Features provided by BXtendDSL
- A single declarative specification automates multiple things:
- Each property-level mapping specifies the source properties that are necessary to compute a target property. The framework is then able to automatically re-execute the imperative hook methods when necessary.
- The framework also helps the programmer by automatically supporting traceability.
- The power of the xtend GPL is available for complex tasks.
Possible incrementality limitations
Incrementality seems to be relatively coarse-grained. Whole hook methods are a priori re-executed if just one property changes (see Question 3 below). This is not really a problem in simple transformations such as Class2Relational, but could become expensive in more complex ones.
Questions
- What does on demand mean in Section 2 of the paper? Does it mean that the whole transformation is executed on-demand? That propagation happens on-demand? Or that the resulting models are lazy/reactive (i.e., parts are computed on-demand)?
- What is the relation between BXtend & BXtendDSL? It does not seem that BXtendDSL imports any BXtend-specific classes. Is it a new implementation inspired from BXtend? If BXtend is the GPL version of BXtendDSL, it would be interesting to have a BXtend solution as well.

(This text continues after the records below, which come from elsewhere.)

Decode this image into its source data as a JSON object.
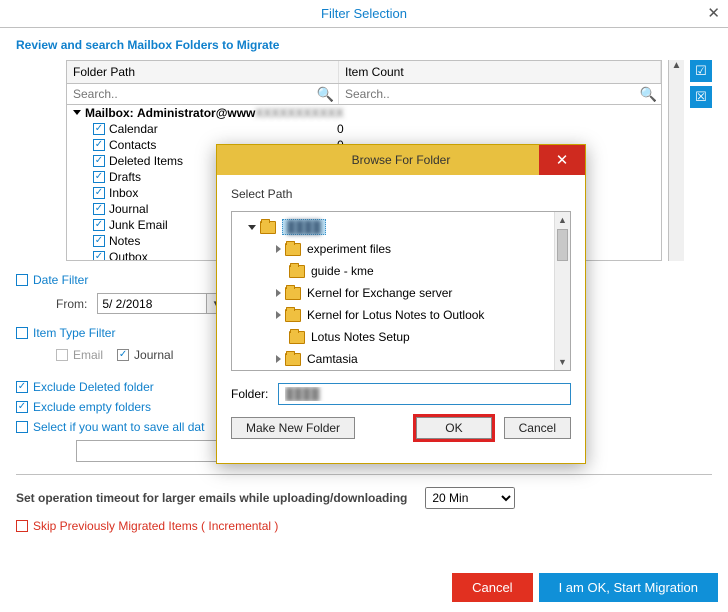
{
  "titlebar": {
    "title": "Filter Selection"
  },
  "heading": "Review and search Mailbox Folders to Migrate",
  "folder_table": {
    "headers": {
      "path": "Folder Path",
      "count": "Item Count"
    },
    "search_placeholder": "Search..",
    "mailbox_prefix": "Mailbox",
    "mailbox_label": "Administrator@www",
    "rows": [
      {
        "name": "Calendar",
        "count": "0"
      },
      {
        "name": "Contacts",
        "count": "0"
      },
      {
        "name": "Deleted Items",
        "count": ""
      },
      {
        "name": "Drafts",
        "count": ""
      },
      {
        "name": "Inbox",
        "count": ""
      },
      {
        "name": "Journal",
        "count": ""
      },
      {
        "name": "Junk Email",
        "count": ""
      },
      {
        "name": "Notes",
        "count": ""
      },
      {
        "name": "Outbox",
        "count": ""
      }
    ]
  },
  "date_filter": {
    "label": "Date Filter",
    "from_label": "From:",
    "from_value": "5/ 2/2018"
  },
  "item_type_filter": {
    "label": "Item Type Filter",
    "types": {
      "email": "Email",
      "journal": "Journal"
    }
  },
  "checks": {
    "exclude_deleted": "Exclude Deleted folder",
    "exclude_empty": "Exclude empty folders",
    "save_all": "Select if you want to save all dat"
  },
  "timeout": {
    "label": "Set operation timeout for larger emails while uploading/downloading",
    "value": "20 Min"
  },
  "skip": "Skip Previously Migrated Items ( Incremental )",
  "bottom": {
    "cancel": "Cancel",
    "start": "I am OK, Start Migration"
  },
  "modal": {
    "title": "Browse For Folder",
    "subtitle": "Select Path",
    "root_label": "████",
    "tree": [
      {
        "label": "experiment files",
        "expandable": true
      },
      {
        "label": "guide - kme",
        "expandable": false
      },
      {
        "label": "Kernel for Exchange server",
        "expandable": true
      },
      {
        "label": "Kernel for Lotus Notes to Outlook",
        "expandable": true
      },
      {
        "label": "Lotus Notes Setup",
        "expandable": false
      },
      {
        "label": "Camtasia",
        "expandable": true
      }
    ],
    "folder_label": "Folder:",
    "folder_value": "████",
    "buttons": {
      "new": "Make New Folder",
      "ok": "OK",
      "cancel": "Cancel"
    }
  }
}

- How incremental are hook methods?
- Is findIntegerDatatype incremental? For instance, what happens if we change the names of the String & Integer data types?

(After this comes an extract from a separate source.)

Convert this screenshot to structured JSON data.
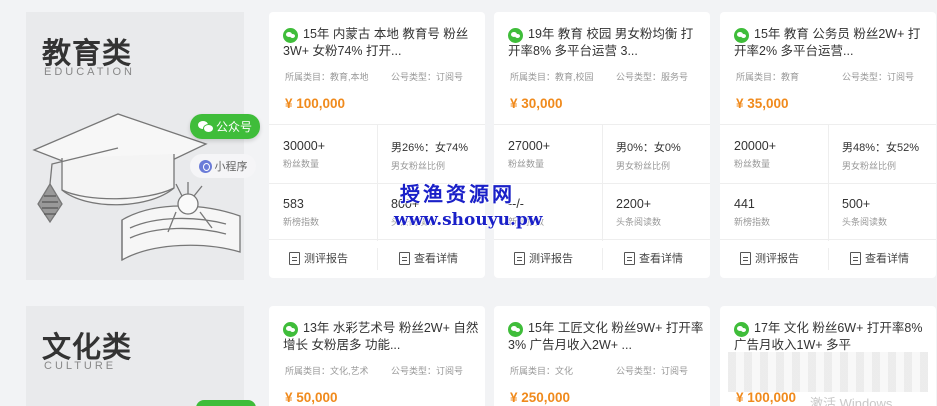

- Is filterAtt incremental? For instance, what happens if att.isMultiValued is changed, or if att.type changes from a DataType to a Class?
- How incremental is colFrom (Listing 4)? Will it be able to reuse columns or will it recreate them if, for instance, the attribute name changes?
- Any reason why findIntegerDatatype is repeated in several classes? Could it be reused, e.g., by making it static?
- The paper states that rule execution order is important for trace resolution. What happens when
there are some circular dependencies between rules? Or when incrementality makes things happen out of order (e.g., if the data types are added to the model later)? - Does the generator preserve manually modified code, in case one wants to modify the .bxtend file?
Remarks about the paper
- The introduction could be a bit more specific to BXtendDSL.
- It could be useful to have a correspondence between Fig. 1, and the source folders/files as well as the framework packages, especially because naming does not always make things clear (e.g., BXtendDSL Imperative files seem to be written in the xtend GPL).
- Typos
- “exeuction” -> “execution”
-->is described as–>(i.e., with a en dash), maybe because LaTeX rewrote--into–, which\verbcould hopefully prevent.
Remarks about the code
- There does not seem to be any complexity annotation, although this is required for evaluation (see case paper). Such annotations should at least be provided for the non-generated parts (i.e., the .bxtend file, the hook method bodies, and the extra helper methods, such as findIntegerDataType).